Elle se compare à une jaguatirica, l'ocelot d'Amazonie, ce chat sauvage "paisible et léger" mais qui attaque toutes griffes dehors, et "s'isole pour lécher ses plaies", avant de repartir à l'assaut. Marina Silva a la patience intrépide d'un félin. Douce, frêle et déterminée.
En mai 2008, la ministre brésilienne de l'environnement démissionne. Le président Lula, son aîné, son ami, ne l'appuie pas assez, explique-t-elle, dans son combat pour un développement durable. En 2009, elle quitte le Parti des travailleurs (PT) et rejoint le petit Parti vert (PV). Sous sa bannière, elle brigue la présidence de la République.
L'histoire de Marina Silva ressemble à celle de Lula.

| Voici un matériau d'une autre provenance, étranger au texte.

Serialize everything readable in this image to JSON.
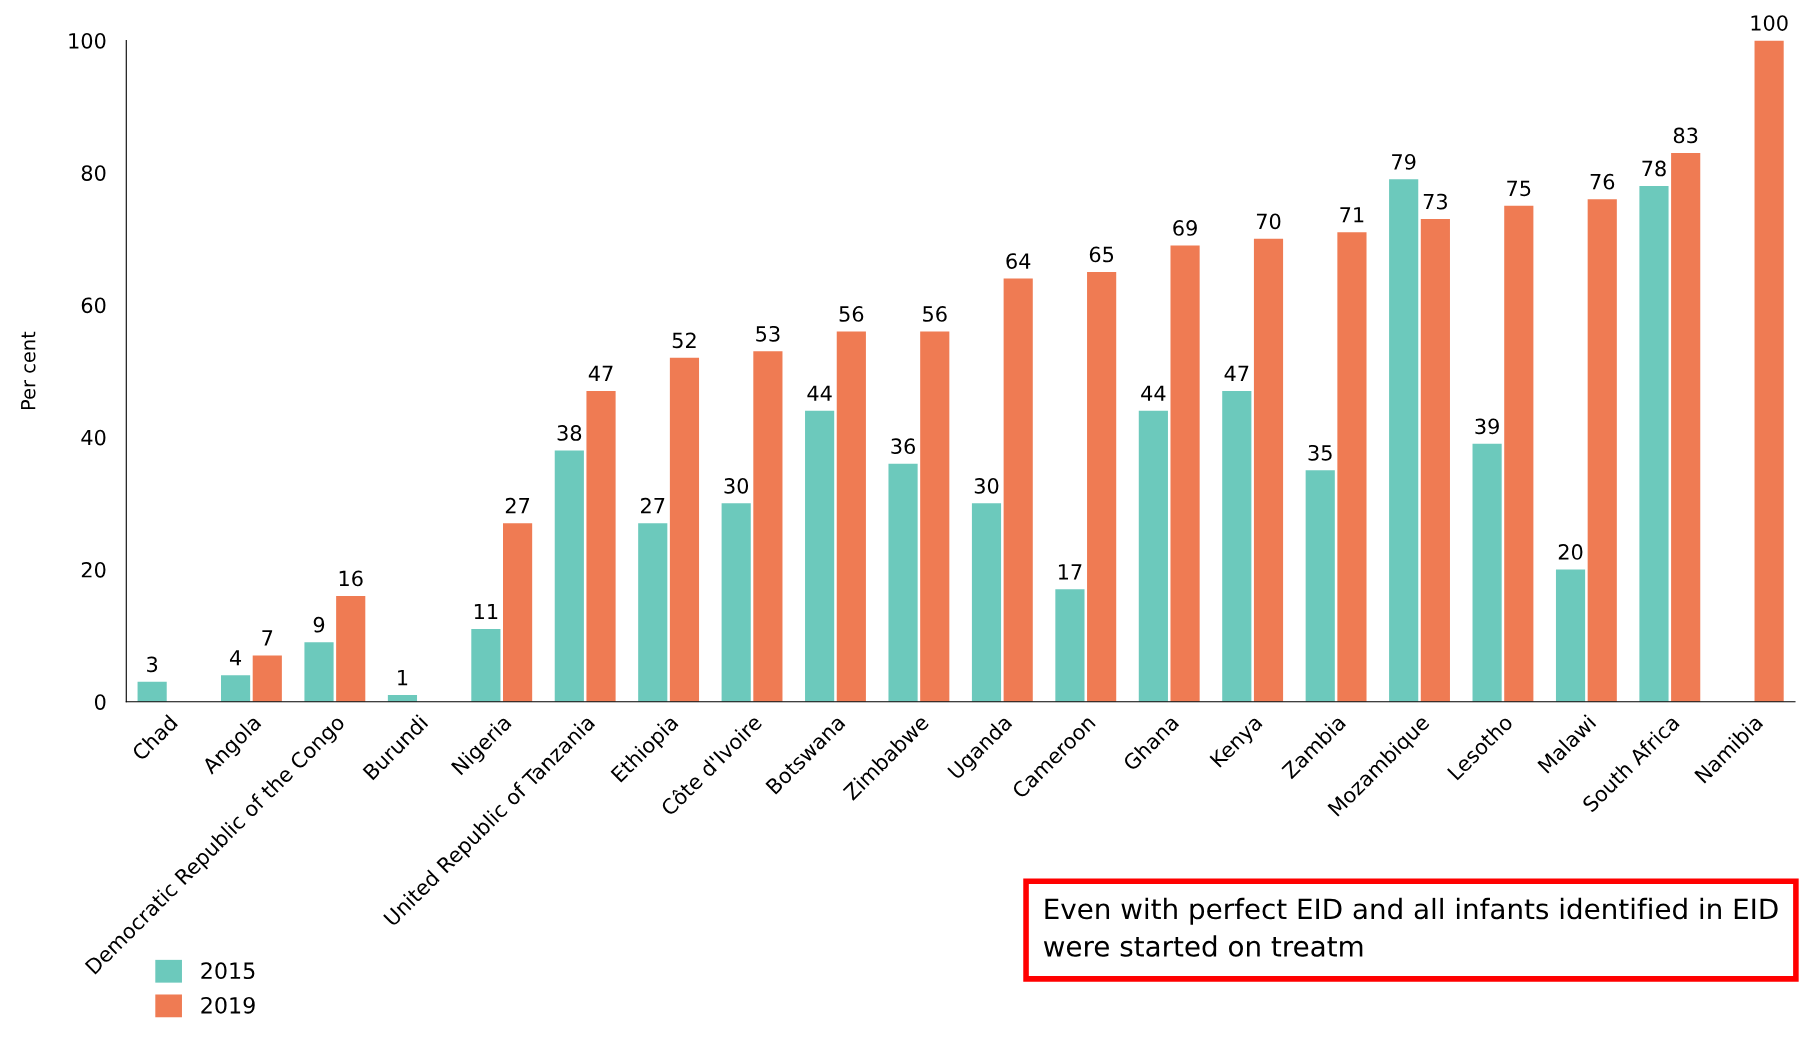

Issue d'une famille nombreuse et très pauvre, elle a, comme lui, pris en main son destin. Et avec peut-être encore plus de mérite, car elle est femme et métisse.
Elle naît en 1958 dans une petite communauté de seringueiros – les récolteurs de latex – de l'Etat amazonien d'Acre. Le sang portugais et celui des anciens esclaves se mêlent dans ses veines. Elle découvre le marxisme à l'université, devient professeur d'histoire, milite contre la dictature militaire et se lance dans l'action syndicale. Conseillère municipale, puis membre de l'Assemblée législative locale, elle devient à 35 ans la plus jeune sénatrice de l'histoire du Brésil.
LÂCHÉE PAR LULA
AFP/VANDERLEI ALMEIDA
Ministre, elle bataille contre les adeptes de la croissance à tout prix. Face à l'agrobusiness, elle tente de résister au soja transgénique. En vain. Elle réussit à réduire le rythme du déboisement de l'Amazonie. Mais lorsqu'elle prétend imposer à chaque projet le respect scrupuleux de l'environnement, elle s'aperçoit que Lula, sans le dire, la "lâche" et Marina Silva préfère tirer sa révérence.

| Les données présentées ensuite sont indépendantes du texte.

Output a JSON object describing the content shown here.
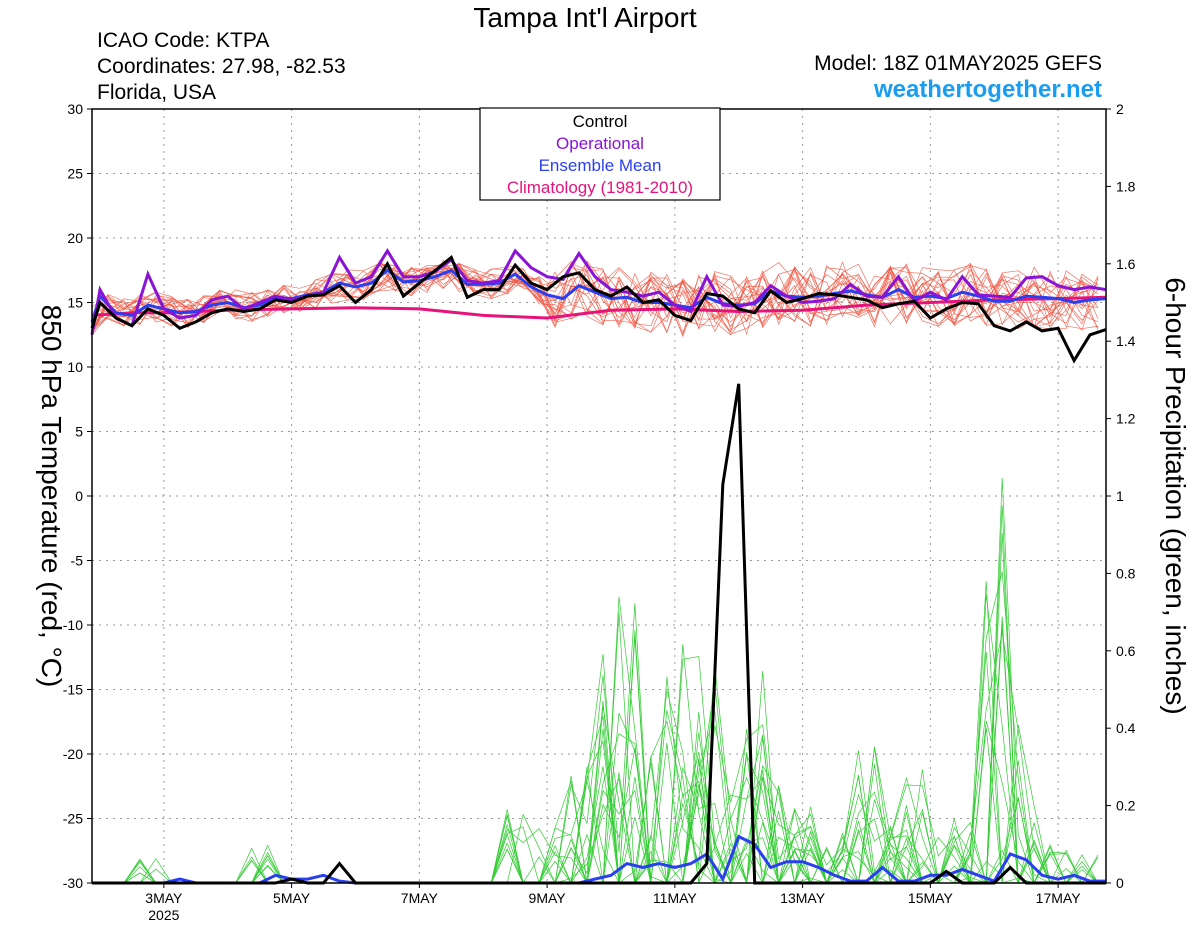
{
  "header": {
    "title": "Tampa Int'l Airport",
    "icao": "ICAO Code: KTPA",
    "coordinates": "Coordinates: 27.98, -82.53",
    "location": "Florida, USA",
    "model": "Model: 18Z 01MAY2025 GEFS",
    "site": "weathertogether.net"
  },
  "chart_data": {
    "type": "line",
    "title": "Tampa Int'l Airport",
    "ylabel_left": "850 hPa Temperature (red, °C)",
    "ylabel_right": "6-hour Precipitation (green, inches)",
    "ylim_left": [
      -30,
      30
    ],
    "ylim_right": [
      0,
      2
    ],
    "yticks_left": [
      "30",
      "25",
      "20",
      "15",
      "10",
      "5",
      "0",
      "-5",
      "-10",
      "-15",
      "-20",
      "-25",
      "-30"
    ],
    "yticks_right": [
      "2",
      "1.8",
      "1.6",
      "1.4",
      "1.2",
      "1",
      "0.8",
      "0.6",
      "0.4",
      "0.2",
      "0"
    ],
    "x_axis_days": [
      1.875,
      17.75
    ],
    "xticks": [
      {
        "day": 3,
        "label": "3MAY",
        "sub": "2025"
      },
      {
        "day": 5,
        "label": "5MAY",
        "sub": ""
      },
      {
        "day": 7,
        "label": "7MAY",
        "sub": ""
      },
      {
        "day": 9,
        "label": "9MAY",
        "sub": ""
      },
      {
        "day": 11,
        "label": "11MAY",
        "sub": ""
      },
      {
        "day": 13,
        "label": "13MAY",
        "sub": ""
      },
      {
        "day": 15,
        "label": "15MAY",
        "sub": ""
      },
      {
        "day": 17,
        "label": "17MAY",
        "sub": ""
      }
    ],
    "grid": true,
    "legend_position": "top-center",
    "legend": [
      {
        "label": "Control",
        "color": "#000000"
      },
      {
        "label": "Operational",
        "color": "#8a14d6"
      },
      {
        "label": "Ensemble Mean",
        "color": "#2a3ff0"
      },
      {
        "label": "Climatology (1981-2010)",
        "color": "#e6147a"
      }
    ],
    "colors": {
      "control": "#000000",
      "operational": "#8a14d6",
      "mean": "#2a3ff0",
      "climatology": "#e6147a",
      "members_temp": "#f0503c",
      "members_precip": "#33cc33"
    },
    "temp_series": {
      "control": [
        [
          1.875,
          13
        ],
        [
          2,
          15
        ],
        [
          2.25,
          13.8
        ],
        [
          2.5,
          13.2
        ],
        [
          2.75,
          14.5
        ],
        [
          3,
          14
        ],
        [
          3.25,
          13
        ],
        [
          3.5,
          13.5
        ],
        [
          3.75,
          14.2
        ],
        [
          4,
          14.5
        ],
        [
          4.25,
          14.3
        ],
        [
          4.5,
          14.5
        ],
        [
          4.75,
          15.2
        ],
        [
          5,
          15
        ],
        [
          5.25,
          15.5
        ],
        [
          5.5,
          15.6
        ],
        [
          5.75,
          16.3
        ],
        [
          6,
          15
        ],
        [
          6.25,
          16
        ],
        [
          6.5,
          18
        ],
        [
          6.75,
          15.5
        ],
        [
          7,
          16.5
        ],
        [
          7.25,
          17.5
        ],
        [
          7.5,
          18.5
        ],
        [
          7.75,
          15.4
        ],
        [
          8,
          16
        ],
        [
          8.25,
          16
        ],
        [
          8.5,
          17.9
        ],
        [
          8.75,
          16.5
        ],
        [
          9,
          16
        ],
        [
          9.25,
          17
        ],
        [
          9.5,
          17.3
        ],
        [
          9.75,
          16
        ],
        [
          10,
          15.5
        ],
        [
          10.25,
          16.2
        ],
        [
          10.5,
          15
        ],
        [
          10.75,
          15.2
        ],
        [
          11,
          14
        ],
        [
          11.25,
          13.6
        ],
        [
          11.5,
          15.7
        ],
        [
          11.75,
          15.5
        ],
        [
          12,
          14.5
        ],
        [
          12.25,
          14.2
        ],
        [
          12.5,
          15.9
        ],
        [
          12.75,
          15
        ],
        [
          13,
          15.3
        ],
        [
          13.25,
          15.7
        ],
        [
          13.5,
          15.6
        ],
        [
          13.75,
          15.4
        ],
        [
          14,
          15.2
        ],
        [
          14.25,
          14.6
        ],
        [
          14.5,
          14.9
        ],
        [
          14.75,
          15.1
        ],
        [
          15,
          13.8
        ],
        [
          15.25,
          14.5
        ],
        [
          15.5,
          15
        ],
        [
          15.75,
          14.9
        ],
        [
          16,
          13.2
        ],
        [
          16.25,
          12.8
        ],
        [
          16.5,
          13.5
        ],
        [
          16.75,
          12.8
        ],
        [
          17,
          13
        ],
        [
          17.25,
          10.5
        ],
        [
          17.5,
          12.5
        ],
        [
          17.75,
          12.9
        ]
      ],
      "operational": [
        [
          1.875,
          12.5
        ],
        [
          2,
          16
        ],
        [
          2.25,
          13.8
        ],
        [
          2.5,
          13.2
        ],
        [
          2.75,
          17.2
        ],
        [
          3,
          14.5
        ],
        [
          3.25,
          13.8
        ],
        [
          3.5,
          14
        ],
        [
          3.75,
          15.2
        ],
        [
          4,
          15.5
        ],
        [
          4.25,
          14.5
        ],
        [
          4.5,
          15
        ],
        [
          4.75,
          15.5
        ],
        [
          5,
          15.2
        ],
        [
          5.25,
          15.5
        ],
        [
          5.5,
          15.8
        ],
        [
          5.75,
          18.5
        ],
        [
          6,
          16.5
        ],
        [
          6.25,
          17
        ],
        [
          6.5,
          19
        ],
        [
          6.75,
          17
        ],
        [
          7,
          17
        ],
        [
          7.25,
          17.4
        ],
        [
          7.5,
          18.3
        ],
        [
          7.75,
          16.7
        ],
        [
          8,
          16.5
        ],
        [
          8.25,
          16.7
        ],
        [
          8.5,
          19
        ],
        [
          8.75,
          17.7
        ],
        [
          9,
          17
        ],
        [
          9.25,
          16.8
        ],
        [
          9.5,
          18.8
        ],
        [
          9.75,
          17
        ],
        [
          10,
          16
        ],
        [
          10.25,
          15.8
        ],
        [
          10.5,
          15.5
        ],
        [
          10.75,
          15.8
        ],
        [
          11,
          14.8
        ],
        [
          11.25,
          14.3
        ],
        [
          11.5,
          17
        ],
        [
          11.75,
          14.8
        ],
        [
          12,
          14.7
        ],
        [
          12.25,
          15
        ],
        [
          12.5,
          16.3
        ],
        [
          12.75,
          15.5
        ],
        [
          13,
          15
        ],
        [
          13.25,
          15.1
        ],
        [
          13.5,
          15.3
        ],
        [
          13.75,
          16.4
        ],
        [
          14,
          15.5
        ],
        [
          14.25,
          15.4
        ],
        [
          14.5,
          17
        ],
        [
          14.75,
          15.1
        ],
        [
          15,
          15.8
        ],
        [
          15.25,
          15.2
        ],
        [
          15.5,
          17
        ],
        [
          15.75,
          15.6
        ],
        [
          16,
          15.5
        ],
        [
          16.25,
          15.4
        ],
        [
          16.5,
          16.9
        ],
        [
          16.75,
          17
        ],
        [
          17,
          16.3
        ],
        [
          17.25,
          16
        ],
        [
          17.5,
          16.2
        ],
        [
          17.75,
          16
        ]
      ],
      "mean": [
        [
          1.875,
          13.5
        ],
        [
          2,
          15.5
        ],
        [
          2.25,
          14.2
        ],
        [
          2.5,
          14
        ],
        [
          2.75,
          14.8
        ],
        [
          3,
          14.5
        ],
        [
          3.25,
          14.2
        ],
        [
          3.5,
          14.3
        ],
        [
          3.75,
          14.8
        ],
        [
          4,
          15
        ],
        [
          4.25,
          14.6
        ],
        [
          4.5,
          14.8
        ],
        [
          4.75,
          15.4
        ],
        [
          5,
          15.3
        ],
        [
          5.25,
          15.6
        ],
        [
          5.5,
          15.8
        ],
        [
          5.75,
          16.5
        ],
        [
          6,
          16.2
        ],
        [
          6.25,
          16.5
        ],
        [
          6.5,
          17.5
        ],
        [
          6.75,
          16.6
        ],
        [
          7,
          16.7
        ],
        [
          7.25,
          17
        ],
        [
          7.5,
          17.5
        ],
        [
          7.75,
          16.4
        ],
        [
          8,
          16.4
        ],
        [
          8.25,
          16.5
        ],
        [
          8.5,
          17.2
        ],
        [
          8.75,
          16.2
        ],
        [
          9,
          15.6
        ],
        [
          9.25,
          15.3
        ],
        [
          9.5,
          16.3
        ],
        [
          9.75,
          15.8
        ],
        [
          10,
          15.3
        ],
        [
          10.25,
          15.4
        ],
        [
          10.5,
          15
        ],
        [
          10.75,
          15
        ],
        [
          11,
          14.8
        ],
        [
          11.25,
          14.6
        ],
        [
          11.5,
          15.4
        ],
        [
          11.75,
          14.9
        ],
        [
          12,
          14.8
        ],
        [
          12.25,
          14.9
        ],
        [
          12.5,
          15.9
        ],
        [
          12.75,
          15.5
        ],
        [
          13,
          15.4
        ],
        [
          13.25,
          15.5
        ],
        [
          13.5,
          15.7
        ],
        [
          13.75,
          15.9
        ],
        [
          14,
          15.6
        ],
        [
          14.25,
          15.4
        ],
        [
          14.5,
          16
        ],
        [
          14.75,
          15.4
        ],
        [
          15,
          15.5
        ],
        [
          15.25,
          15.3
        ],
        [
          15.5,
          15.8
        ],
        [
          15.75,
          15.5
        ],
        [
          16,
          15.1
        ],
        [
          16.25,
          15.1
        ],
        [
          16.5,
          15.5
        ],
        [
          16.75,
          15.4
        ],
        [
          17,
          15.3
        ],
        [
          17.25,
          15
        ],
        [
          17.5,
          15.2
        ],
        [
          17.75,
          15.3
        ]
      ],
      "climatology": [
        [
          1.875,
          14
        ],
        [
          2.5,
          14.2
        ],
        [
          3,
          14.2
        ],
        [
          3.5,
          14.3
        ],
        [
          4,
          14.4
        ],
        [
          5,
          14.5
        ],
        [
          6,
          14.6
        ],
        [
          7,
          14.5
        ],
        [
          8,
          14
        ],
        [
          9,
          13.8
        ],
        [
          10,
          14.4
        ],
        [
          11,
          14.5
        ],
        [
          12,
          14.3
        ],
        [
          13,
          14.4
        ],
        [
          14,
          14.8
        ],
        [
          15,
          15
        ],
        [
          16,
          15.2
        ],
        [
          17,
          15.3
        ],
        [
          17.75,
          15.4
        ]
      ]
    },
    "precip_series": {
      "control": [
        [
          1.875,
          0
        ],
        [
          4.75,
          0
        ],
        [
          5,
          0.01
        ],
        [
          5.25,
          0
        ],
        [
          5.5,
          0
        ],
        [
          5.75,
          0.05
        ],
        [
          6,
          0
        ],
        [
          11.25,
          0
        ],
        [
          11.5,
          0.05
        ],
        [
          11.75,
          1.03
        ],
        [
          12,
          1.29
        ],
        [
          12.25,
          0
        ],
        [
          15,
          0
        ],
        [
          15.25,
          0.03
        ],
        [
          15.5,
          0
        ],
        [
          16,
          0
        ],
        [
          16.25,
          0.04
        ],
        [
          16.5,
          0
        ],
        [
          17.75,
          0
        ]
      ],
      "mean": [
        [
          1.875,
          0
        ],
        [
          3,
          0
        ],
        [
          3.25,
          0.01
        ],
        [
          3.5,
          0
        ],
        [
          4.5,
          0
        ],
        [
          4.75,
          0.02
        ],
        [
          5,
          0.01
        ],
        [
          5.25,
          0.01
        ],
        [
          5.5,
          0.02
        ],
        [
          5.75,
          0.005
        ],
        [
          6,
          0
        ],
        [
          9.5,
          0
        ],
        [
          9.75,
          0.01
        ],
        [
          10,
          0.02
        ],
        [
          10.25,
          0.05
        ],
        [
          10.5,
          0.04
        ],
        [
          10.75,
          0.05
        ],
        [
          11,
          0.04
        ],
        [
          11.25,
          0.05
        ],
        [
          11.5,
          0.075
        ],
        [
          11.75,
          0.01
        ],
        [
          12,
          0.12
        ],
        [
          12.25,
          0.1
        ],
        [
          12.5,
          0.04
        ],
        [
          12.75,
          0.055
        ],
        [
          13,
          0.055
        ],
        [
          13.25,
          0.04
        ],
        [
          13.5,
          0.02
        ],
        [
          13.75,
          0.005
        ],
        [
          14,
          0.005
        ],
        [
          14.25,
          0.04
        ],
        [
          14.5,
          0.005
        ],
        [
          14.75,
          0.005
        ],
        [
          15,
          0.02
        ],
        [
          15.25,
          0.02
        ],
        [
          15.5,
          0.035
        ],
        [
          15.75,
          0.02
        ],
        [
          16,
          0.005
        ],
        [
          16.25,
          0.075
        ],
        [
          16.5,
          0.06
        ],
        [
          16.75,
          0.02
        ],
        [
          17,
          0.01
        ],
        [
          17.25,
          0.02
        ],
        [
          17.5,
          0.005
        ],
        [
          17.75,
          0.005
        ]
      ]
    }
  }
}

Elle a pour atouts sa cohérence politique et sa rectitude morale. Elle évite toute attaque personnelle mais critique les partis qui n'ont pas, à ses yeux, compris la force de la "grande utopie du XXIe siècle" : le développement durable.

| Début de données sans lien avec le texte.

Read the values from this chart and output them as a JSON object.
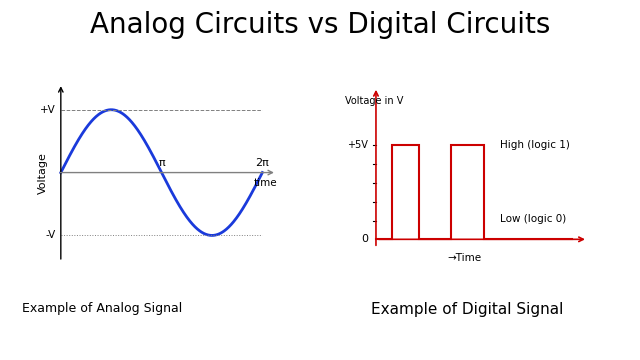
{
  "title": "Analog Circuits vs Digital Circuits",
  "title_fontsize": 20,
  "bg_color": "#ffffff",
  "analog_label": "Example of Analog Signal",
  "digital_label": "Example of Digital Signal",
  "analog_ylabel": "Voltage",
  "analog_xlabel": "time",
  "analog_color": "#1a3adb",
  "digital_color": "#cc0000",
  "plus_v": "+V",
  "minus_v": "-V",
  "pi_label": "π",
  "two_pi_label": "2π",
  "digital_ylabel": "Voltage in V",
  "digital_xlabel": "→Time",
  "plus5v": "+5V",
  "zero": "0",
  "high_label": "High (logic 1)",
  "low_label": "Low (logic 0)"
}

Mère de quatre enfants issus de deux mariages, Marina Silva est une personnalité complexe, politiquement progressiste et socialement conservatrice. Elle a pour handicap la faible influence du Parti vert, qui n'aura droit qu'à un temps d'antenne limité lors de la campagne officielle à la télévision. Les sondages ne lui promettent au mieux que 10 % des suffrages, mais sa présence dans la course contribue à faire de l'environnement l'un des grands thèmes de la campagne.